CIG’s Europe trip costs revealed at just over $14K

| 30/09/2013 | 18 Comments

(CNS): With accommodation costs covered by the Joint Ministerial Council in Gibraltar, the Jersey government providing accommodation for the trip there and a chief officer depending on friends in London, as well as flying premium economy rather than first class, the recent trip by a Cayman delegation to Europe, led by Premier Alden McLaughlin, was kept down to $14,256.20, government officials have said. With travel still a contentious issue, government released the costs of the trip taken by the premier, the financial services minister, a backbench councillor and a chief officer earlier this month, which began with a trip to Gibraltar.

McLaughlin and his Joint Ministerial Council "Sherpa", Jennifer Ahearn, CO in the health ministry, travelled to Gibraltar on 11 September to attend a three-day pre-Joint Ministerial Council meeting of the overseas territories.
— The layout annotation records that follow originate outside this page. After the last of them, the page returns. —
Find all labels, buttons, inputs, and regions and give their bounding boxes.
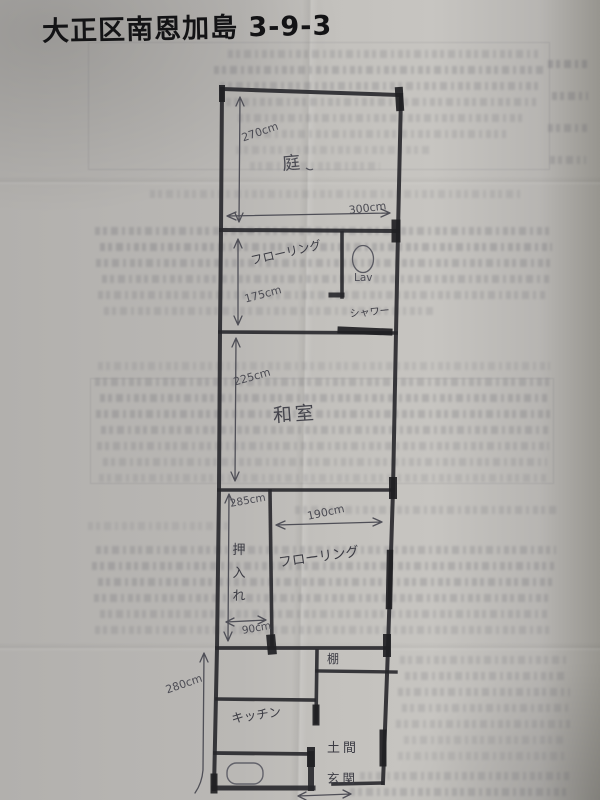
closet-char-3: れ: [231, 585, 247, 608]
room-label-closet-vertical: 押 入 れ: [231, 539, 247, 608]
room-label-lavatory: Lav: [354, 272, 373, 284]
bathtub-icon: [227, 763, 263, 784]
lavatory-bowl-icon: [353, 246, 374, 273]
room-label-japanese-room: 和室: [272, 398, 318, 428]
arrow-bottom-partial: [298, 790, 351, 800]
fixtures: [227, 168, 374, 784]
room-label-garden: 庭: [281, 148, 301, 175]
pen-tick-mark: [306, 168, 313, 170]
arrow-270cm: [235, 97, 244, 222]
floorplan-walls: [214, 89, 401, 789]
arrow-190cm: [276, 518, 382, 529]
arrow-225cm: [231, 338, 240, 481]
closet-char-2: 入: [231, 562, 247, 585]
closet-char-1: 押: [231, 539, 247, 562]
arrow-175cm: [234, 239, 242, 325]
room-label-earthen-floor: 土間: [327, 737, 359, 756]
room-label-entrance: 玄関: [327, 768, 358, 787]
floorplan-thick-wall-patches: [214, 88, 400, 790]
room-label-shelf: 棚: [327, 650, 339, 667]
photo-of-hand-drawn-floorplan: 大正区南恩加島 3-9-3: [0, 0, 600, 800]
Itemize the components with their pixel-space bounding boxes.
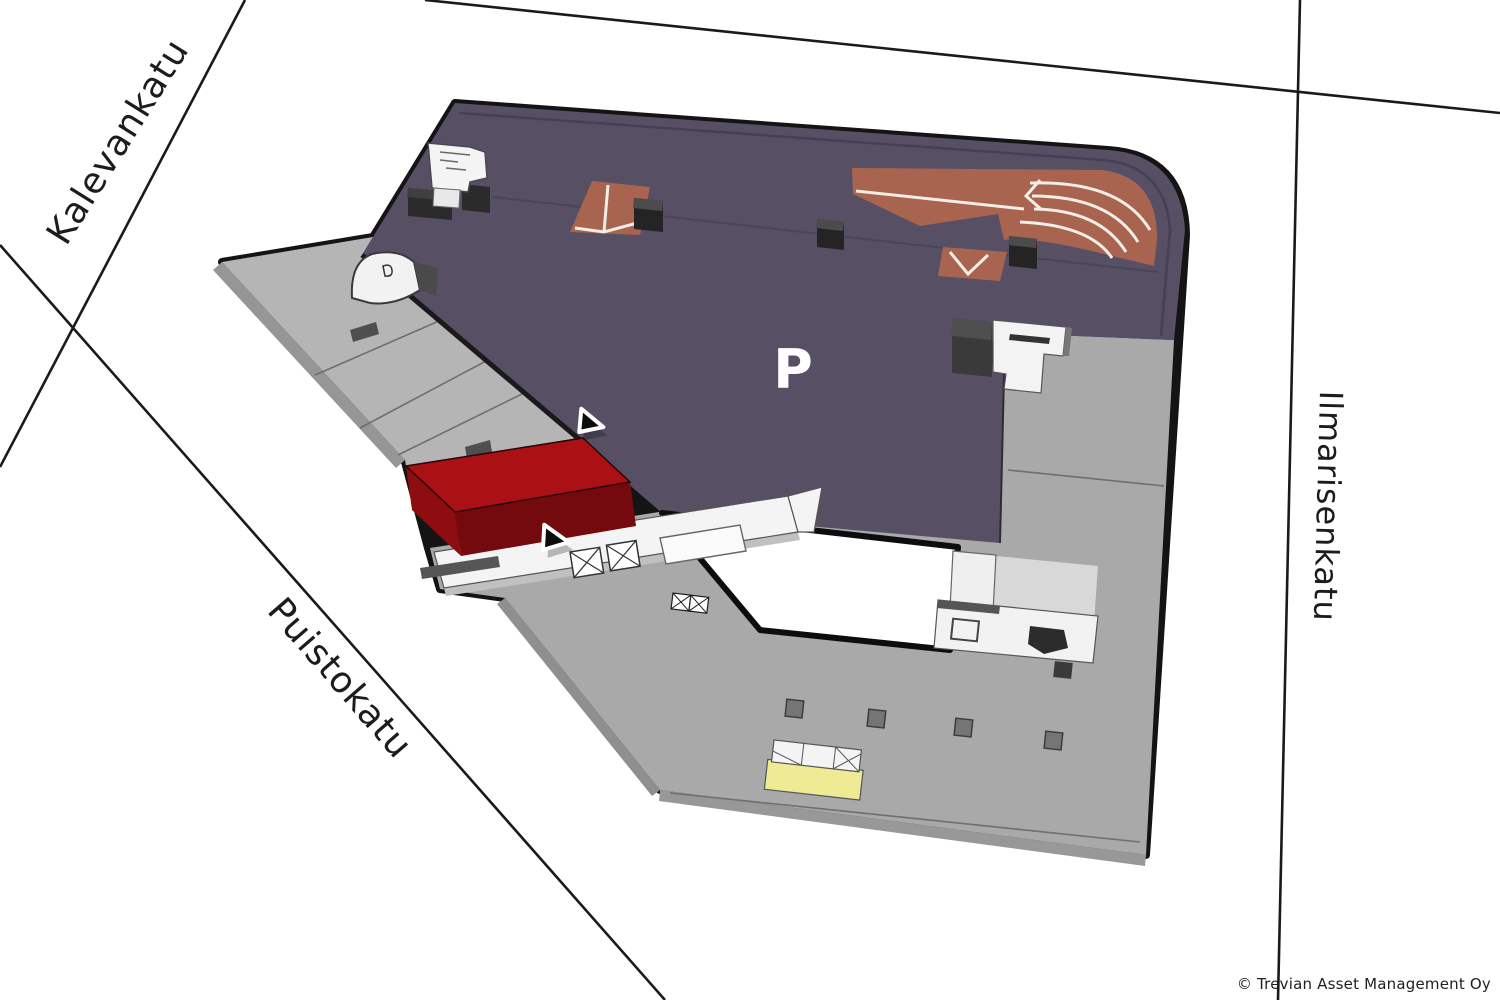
small-ramp-surface [938, 247, 1007, 281]
street-label-kalevankatu: Kalevankatu [39, 32, 198, 252]
service-vent [1053, 661, 1073, 679]
shaft-cube [633, 198, 663, 232]
street-label-ilmarisenkatu: Ilmarisenkatu [1306, 390, 1350, 622]
kalevankatu-street-line [0, 0, 245, 467]
shaft-cube [816, 219, 844, 250]
loading-dock [764, 740, 865, 801]
street-label-puistokatu: Puistokatu [259, 590, 420, 766]
shaft-cube [1008, 236, 1037, 269]
roof-vent [954, 718, 973, 737]
roof-vent [867, 709, 886, 728]
roof-vent [1044, 731, 1063, 750]
ilmarisenkatu-street-line [1278, 0, 1300, 1000]
north-street-line [425, 0, 1500, 113]
lightwell-square [951, 619, 979, 642]
site-plan-map: Kalevankatu Puistokatu Ilmarisenkatu [0, 0, 1500, 1000]
roof-vent [785, 699, 804, 718]
copyright-notice: © Trevian Asset Management Oy [1237, 975, 1491, 993]
parking-level-label: P [773, 338, 813, 401]
parking-plan-page: Kalevankatu Puistokatu Ilmarisenkatu [0, 0, 1500, 1000]
small-ramp [938, 247, 1007, 281]
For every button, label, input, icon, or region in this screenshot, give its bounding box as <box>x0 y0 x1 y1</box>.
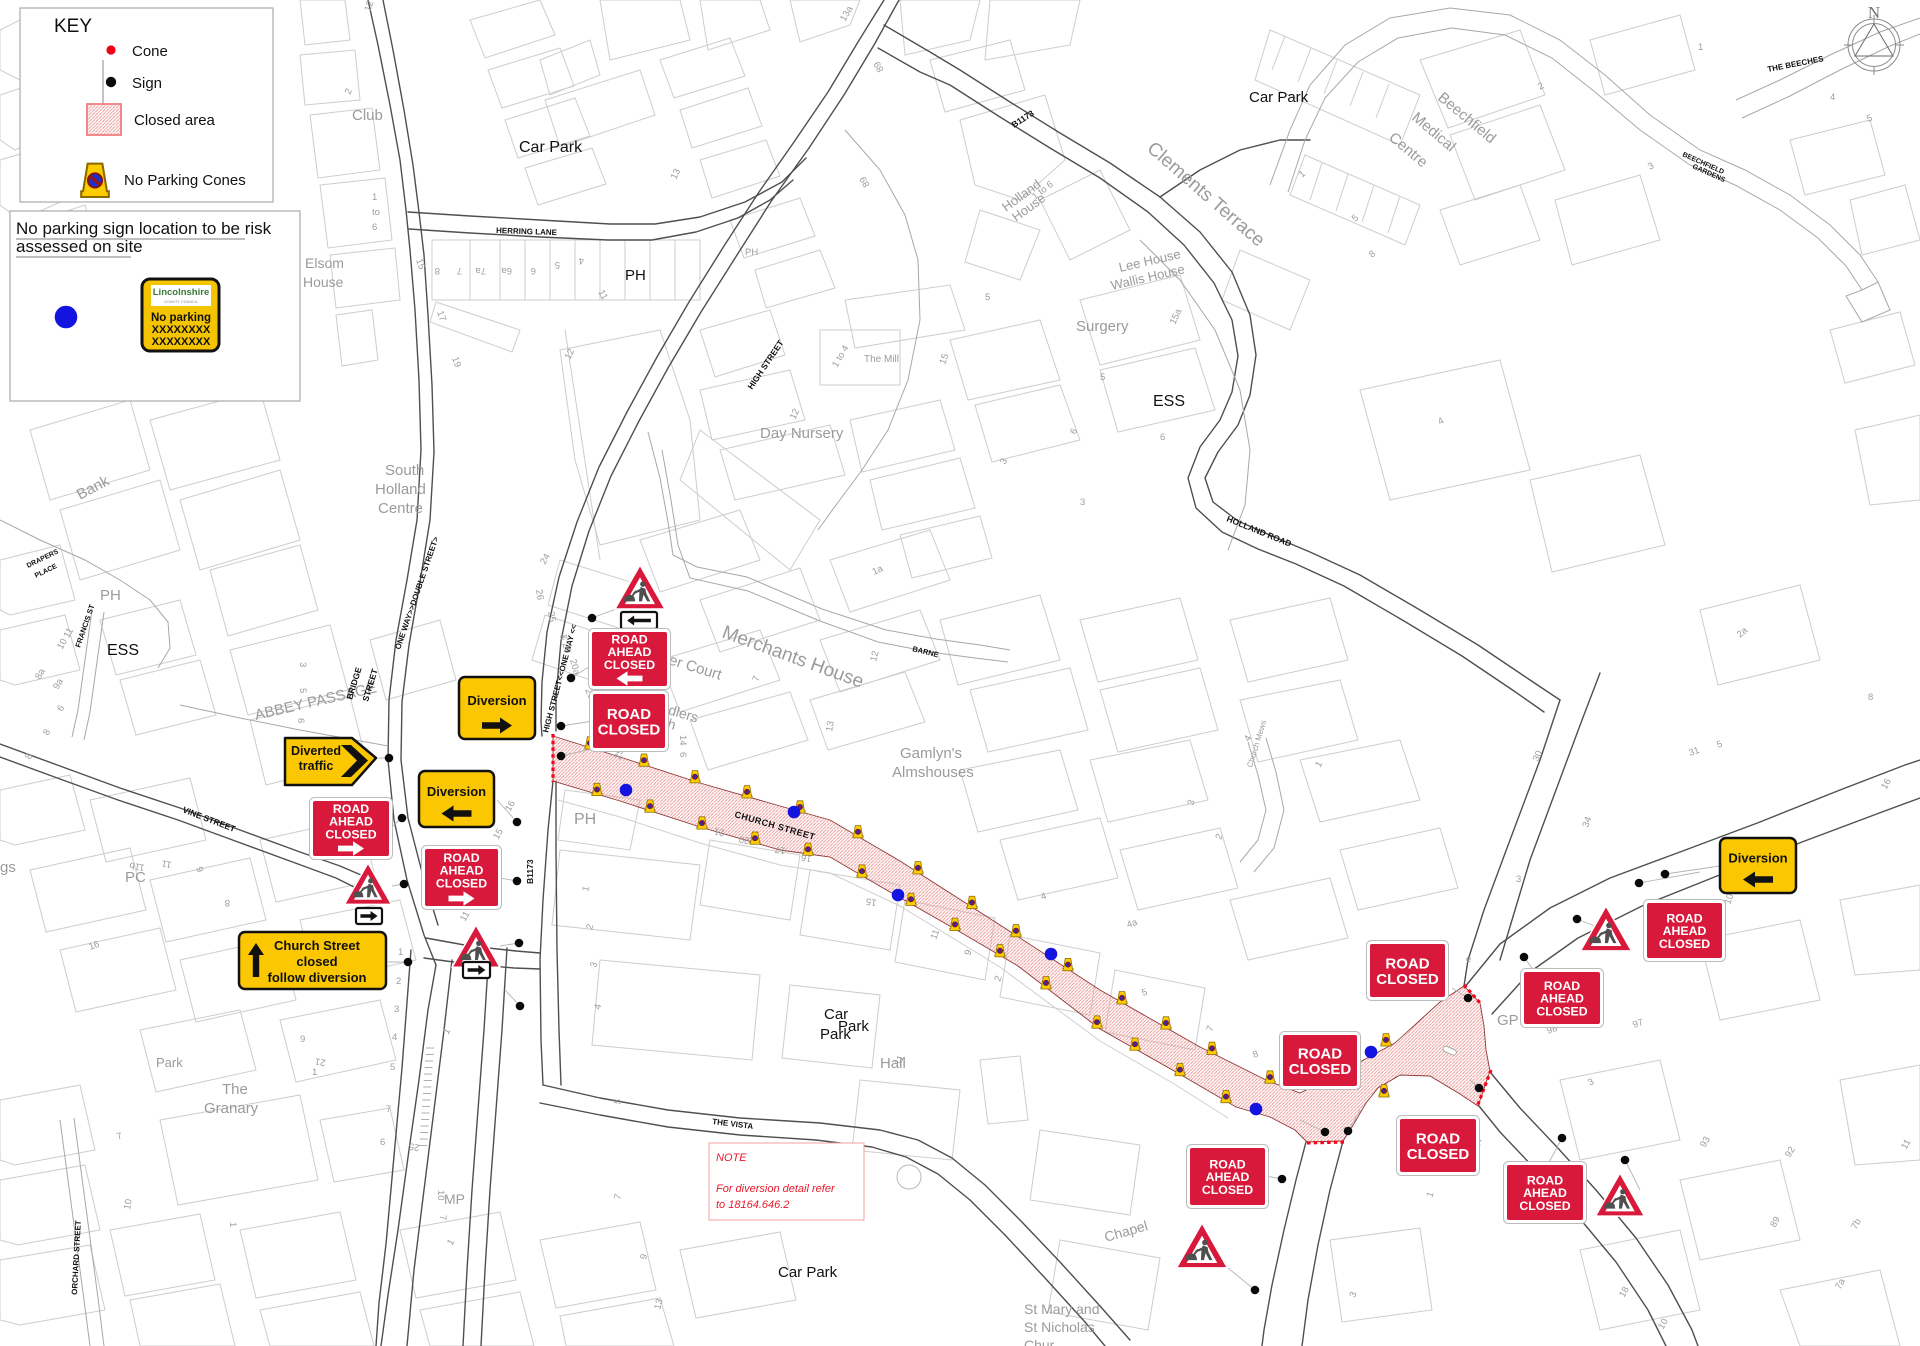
svg-text:CLOSED: CLOSED <box>1519 1199 1570 1213</box>
svg-text:CLOSED: CLOSED <box>1202 1183 1253 1197</box>
svg-text:PH: PH <box>745 247 758 258</box>
svg-text:2: 2 <box>396 976 401 987</box>
svg-text:to 18164.646.2: to 18164.646.2 <box>716 1199 789 1211</box>
svg-text:N: N <box>1868 3 1880 22</box>
svg-text:No parking sign location to be: No parking sign location to be risk <box>16 219 272 238</box>
svg-text:3: 3 <box>297 662 308 667</box>
svg-text:6a: 6a <box>501 265 512 276</box>
svg-text:PH: PH <box>100 587 121 604</box>
svg-text:25: 25 <box>408 1140 420 1153</box>
svg-text:CLOSED: CLOSED <box>325 828 376 842</box>
svg-text:20: 20 <box>738 833 750 846</box>
svg-text:8: 8 <box>225 897 230 908</box>
svg-text:CLOSED: CLOSED <box>1659 937 1710 951</box>
svg-text:Lincolnshire: Lincolnshire <box>153 287 209 298</box>
svg-text:ROAD: ROAD <box>1385 955 1429 972</box>
svg-text:8: 8 <box>1868 692 1873 703</box>
svg-text:PH: PH <box>574 811 596 828</box>
svg-text:16: 16 <box>800 851 812 864</box>
svg-text:The Mill: The Mill <box>864 354 899 365</box>
svg-text:to: to <box>372 207 380 218</box>
svg-text:7a: 7a <box>475 265 486 276</box>
svg-text:Diverted: Diverted <box>291 744 341 758</box>
svg-text:CLOSED: CLOSED <box>604 658 655 672</box>
svg-text:Diversion: Diversion <box>467 693 526 708</box>
svg-text:XXXXXXXX: XXXXXXXX <box>152 324 211 336</box>
svg-text:7: 7 <box>386 1104 391 1115</box>
svg-text:6: 6 <box>372 222 377 233</box>
svg-text:3: 3 <box>1080 497 1085 508</box>
svg-text:For diversion detail refer: For diversion detail refer <box>716 1183 836 1195</box>
svg-text:B1173: B1173 <box>525 859 535 884</box>
svg-text:5: 5 <box>297 688 308 693</box>
svg-text:4: 4 <box>392 1032 397 1043</box>
svg-text:CLOSED: CLOSED <box>1376 971 1439 988</box>
svg-text:3: 3 <box>1516 874 1521 885</box>
svg-text:1: 1 <box>398 947 403 958</box>
svg-text:7: 7 <box>437 1215 448 1220</box>
svg-text:Gamlyn's: Gamlyn's <box>900 745 962 762</box>
svg-text:Park: Park <box>838 1018 869 1035</box>
svg-text:Diversion: Diversion <box>427 784 486 799</box>
svg-text:XXXXXXXX: XXXXXXXX <box>152 336 211 348</box>
svg-text:Holland: Holland <box>375 481 426 498</box>
svg-text:Park: Park <box>156 1055 183 1070</box>
svg-text:COUNTY COUNCIL: COUNTY COUNCIL <box>164 300 198 304</box>
svg-text:assessed on site: assessed on site <box>16 237 143 256</box>
svg-text:Sign: Sign <box>132 75 162 92</box>
svg-text:9: 9 <box>300 1034 305 1045</box>
svg-text:Centre: Centre <box>378 500 423 517</box>
svg-text:Granary: Granary <box>204 1100 259 1117</box>
svg-text:1: 1 <box>372 192 377 203</box>
svg-text:Diversion: Diversion <box>1728 850 1787 865</box>
svg-text:1: 1 <box>1698 42 1703 53</box>
svg-text:1: 1 <box>227 1222 238 1227</box>
svg-text:PH: PH <box>625 267 646 284</box>
svg-text:Almshouses: Almshouses <box>892 764 974 781</box>
svg-text:gs: gs <box>0 859 16 876</box>
svg-text:Car Park: Car Park <box>778 1264 838 1281</box>
svg-text:House: House <box>303 274 344 290</box>
svg-text:7: 7 <box>457 265 462 276</box>
svg-text:CLOSED: CLOSED <box>1289 1061 1352 1078</box>
svg-text:21: 21 <box>713 825 725 838</box>
svg-text:ESS: ESS <box>107 642 139 659</box>
svg-text:3: 3 <box>394 1004 399 1015</box>
svg-text:8: 8 <box>435 265 440 276</box>
svg-text:Elsom: Elsom <box>305 255 344 271</box>
svg-text:CLOSED: CLOSED <box>598 722 661 739</box>
svg-text:follow diversion: follow diversion <box>268 970 367 985</box>
svg-text:Chur: Chur <box>1024 1337 1055 1346</box>
svg-text:CLOSED: CLOSED <box>1407 1146 1470 1163</box>
svg-text:10: 10 <box>435 1190 446 1201</box>
svg-text:5: 5 <box>1100 372 1105 383</box>
svg-text:closed: closed <box>296 954 337 969</box>
svg-text:No parking: No parking <box>151 312 211 324</box>
svg-text:e: e <box>1466 954 1471 965</box>
svg-text:GP: GP <box>1497 1012 1519 1029</box>
svg-text:6: 6 <box>1160 432 1165 443</box>
svg-text:The: The <box>222 1081 248 1098</box>
svg-text:NOTE: NOTE <box>716 1152 747 1164</box>
svg-text:6: 6 <box>531 265 536 276</box>
svg-text:4: 4 <box>579 255 584 266</box>
svg-text:13: 13 <box>824 720 837 732</box>
svg-text:26: 26 <box>533 589 546 601</box>
svg-text:14: 14 <box>677 735 688 746</box>
svg-text:Car Park: Car Park <box>519 139 583 156</box>
svg-text:CLOSED: CLOSED <box>1536 1005 1587 1019</box>
svg-text:ROAD: ROAD <box>1298 1045 1342 1062</box>
svg-text:6: 6 <box>677 752 688 757</box>
svg-text:CLOSED: CLOSED <box>436 877 487 891</box>
svg-text:5: 5 <box>985 292 990 303</box>
svg-text:MP: MP <box>444 1191 465 1207</box>
svg-text:St Nicholas: St Nicholas <box>1024 1319 1095 1335</box>
svg-text:Car Park: Car Park <box>1249 89 1309 106</box>
svg-text:5: 5 <box>555 259 560 270</box>
svg-text:21: 21 <box>314 1055 326 1068</box>
svg-text:6: 6 <box>295 718 306 723</box>
svg-text:1: 1 <box>312 1067 317 1078</box>
svg-text:Cone: Cone <box>132 43 168 60</box>
svg-text:No Parking Cones: No Parking Cones <box>124 172 246 189</box>
svg-text:25: 25 <box>545 611 558 623</box>
svg-text:Church Street: Church Street <box>274 938 361 953</box>
svg-text:KEY: KEY <box>54 16 92 37</box>
svg-text:ROAD: ROAD <box>1416 1130 1460 1147</box>
svg-text:Surgery: Surgery <box>1076 318 1129 335</box>
svg-text:Closed area: Closed area <box>134 112 216 129</box>
svg-text:ESS: ESS <box>1153 393 1185 410</box>
svg-text:South: South <box>385 462 424 479</box>
svg-text:10: 10 <box>122 1198 135 1210</box>
svg-text:6: 6 <box>380 1137 385 1148</box>
svg-text:Club: Club <box>352 107 383 124</box>
svg-text:11: 11 <box>161 857 173 870</box>
svg-text:St Mary and: St Mary and <box>1024 1301 1099 1317</box>
svg-text:Day Nursery: Day Nursery <box>760 425 844 442</box>
svg-text:15: 15 <box>865 895 877 908</box>
svg-text:17: 17 <box>774 843 786 856</box>
svg-text:5: 5 <box>390 1062 395 1073</box>
svg-text:ROAD: ROAD <box>607 706 651 723</box>
svg-text:4: 4 <box>1830 92 1835 103</box>
svg-text:traffic: traffic <box>299 759 334 773</box>
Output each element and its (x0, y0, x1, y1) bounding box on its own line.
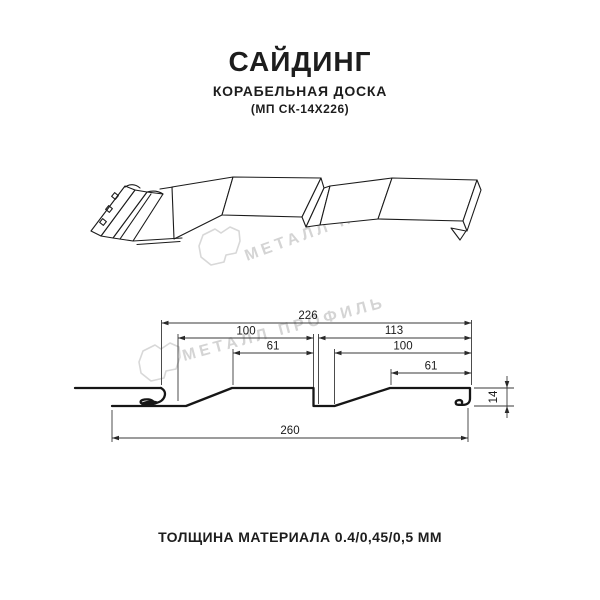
far-edge-line (160, 187, 173, 189)
right-hem-flap (451, 228, 466, 240)
dim-label-260: 260 (280, 425, 299, 437)
watermark-text: МЕТАЛЛ ПРОФИЛЬ (181, 294, 388, 365)
dim-label-100-left: 100 (236, 326, 255, 338)
metal-profil-logo-icon (199, 227, 240, 265)
metal-profil-logo-icon (139, 343, 180, 381)
thickness-note: ТОЛЩИНА МАТЕРИАЛА 0.4/0,45/0,5 ММ (0, 529, 600, 545)
dim-label-113: 113 (385, 325, 403, 337)
dim-label-100-right: 100 (393, 341, 412, 353)
dim-label-61-right: 61 (425, 361, 438, 373)
section-outline (112, 388, 470, 406)
dim-panel2-inner: 100 (335, 341, 472, 356)
dim-panel2-flat: 61 (391, 361, 472, 376)
datasheet-page: САЙДИНГ КОРАБЕЛЬНАЯ ДОСКА (МП СК-14Х226)… (0, 0, 600, 600)
bottom-hem-lines (133, 238, 182, 245)
dim-panel2-width: 113 (319, 325, 472, 340)
dim-total-width: 260 (112, 425, 468, 440)
dim-profile-depth: 14 (488, 376, 509, 418)
technical-drawing: МЕТАЛЛ ПРОФИЛЬ МЕТАЛЛ ПРОФИЛЬ (0, 0, 600, 600)
dim-label-14: 14 (488, 390, 500, 403)
top-panel2-face (378, 178, 477, 221)
dim-label-61-left: 61 (267, 341, 280, 353)
dim-module-width: 226 (162, 310, 472, 325)
dim-label-226: 226 (298, 310, 317, 322)
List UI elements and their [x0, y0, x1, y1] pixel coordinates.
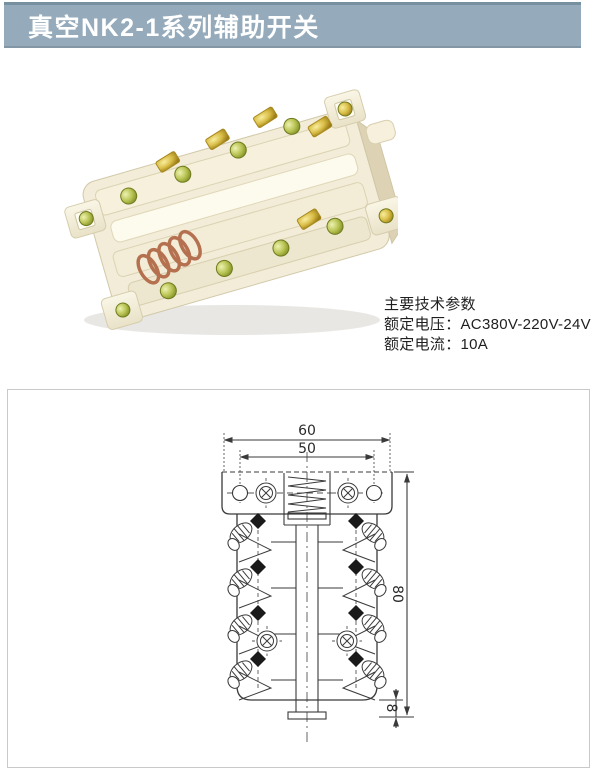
dimension-8: 8	[379, 689, 403, 728]
dimension-diagram-panel: 60 50 80 8	[7, 389, 590, 768]
specs-heading: 主要技术参数	[384, 295, 596, 315]
mounting-hole-left	[233, 486, 248, 501]
rated-voltage: 额定电压：AC380V-220V-24V	[384, 315, 596, 335]
dimension-80-label: 80	[389, 585, 405, 603]
screw-icon	[332, 626, 362, 656]
rated-current: 额定电流：10A	[384, 335, 596, 355]
dimension-60-label: 60	[298, 423, 316, 439]
dimension-50: 50	[240, 441, 374, 457]
page-title: 真空NK2-1系列辅助开关	[4, 8, 320, 44]
title-bar: 真空NK2-1系列辅助开关	[4, 2, 581, 48]
actuator-knob	[365, 119, 397, 146]
terminal-symbol	[222, 513, 296, 562]
switch-body	[62, 75, 398, 333]
terminal-symbol	[318, 513, 392, 562]
product-photo	[62, 58, 398, 350]
dimension-8-label: 8	[383, 704, 399, 713]
terminal-symbol	[222, 559, 296, 608]
screw-icon	[252, 626, 282, 656]
dimension-60: 60	[224, 423, 390, 440]
screw-icon	[333, 478, 363, 508]
dimension-50-label: 50	[298, 441, 316, 457]
screw-icon	[251, 478, 281, 508]
terminal-symbol	[222, 651, 296, 700]
dimension-drawing: 60 50 80 8	[8, 390, 589, 767]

McLaughlin and Ahearn travelled premium economy on all flights, at a cost of $2,738.95 each. They were each allotted a $150 daily per diem allowance for a total of $1,200 each for eight days and accommodation was provided by the JMC.

Following Gibraltar, Ahearn travelled to London for a meeting of Sherpas to help set the agenda for November’s Joint Ministerial Council meeting in London. She had no accommodation costs in London as she stayed with friends.

In London, the premier was joined by Financial Services Minister Wayne Panton and the FS ministry’s councillor, Roy McTaggart. The three travelled to Jersey at the invitation of the islands’ chief minister, Ian Gorst, and the Jersey government provided accommodation. Airfare for Panton and McTaggart was $2,439.15 each for premium economy seats and they were each given $750 to cover expenses for the five days.

Officials said that during the meeting in Gibraltar the premier met with his counterparts to discuss issues affecting the overseas territories ahead of the main JMC meeting in November to explore how Cayman and other OTs can work together collectively when they all go to London.

The UK trip included a visit to the Cayman Islands Shipping Registry at the Southampton office, which continues to promote Cayman as one of the world’s most respected jurisdictions for registering yachts and commercial vessels.

“The expertise of the Cayman Islands Shipping Registry, the reputation of the Cayman Islands flag, the ease with which a vessel can be registered, the security of the Cayman Islands, and the determination to personally monitor and uphold high standards, have made the Cayman Islands Shipping Registry one of the top 13 registries in the world,’ government stated.

The delegation also joined the Cayman Islands Department of Tourism’s European team at the Southampton Boat Show on Friday, 13 September, to lend support to the team’s efforts to bring the Cayman Islands to the forefront of the affluent yachting fraternity.

The delegation was invited to Jersey to review that government’s procurement process as part of the preparations for the CIG’s review of its own procurement systems, as well as to discuss how Jersey deals with immigration and the budgeting process.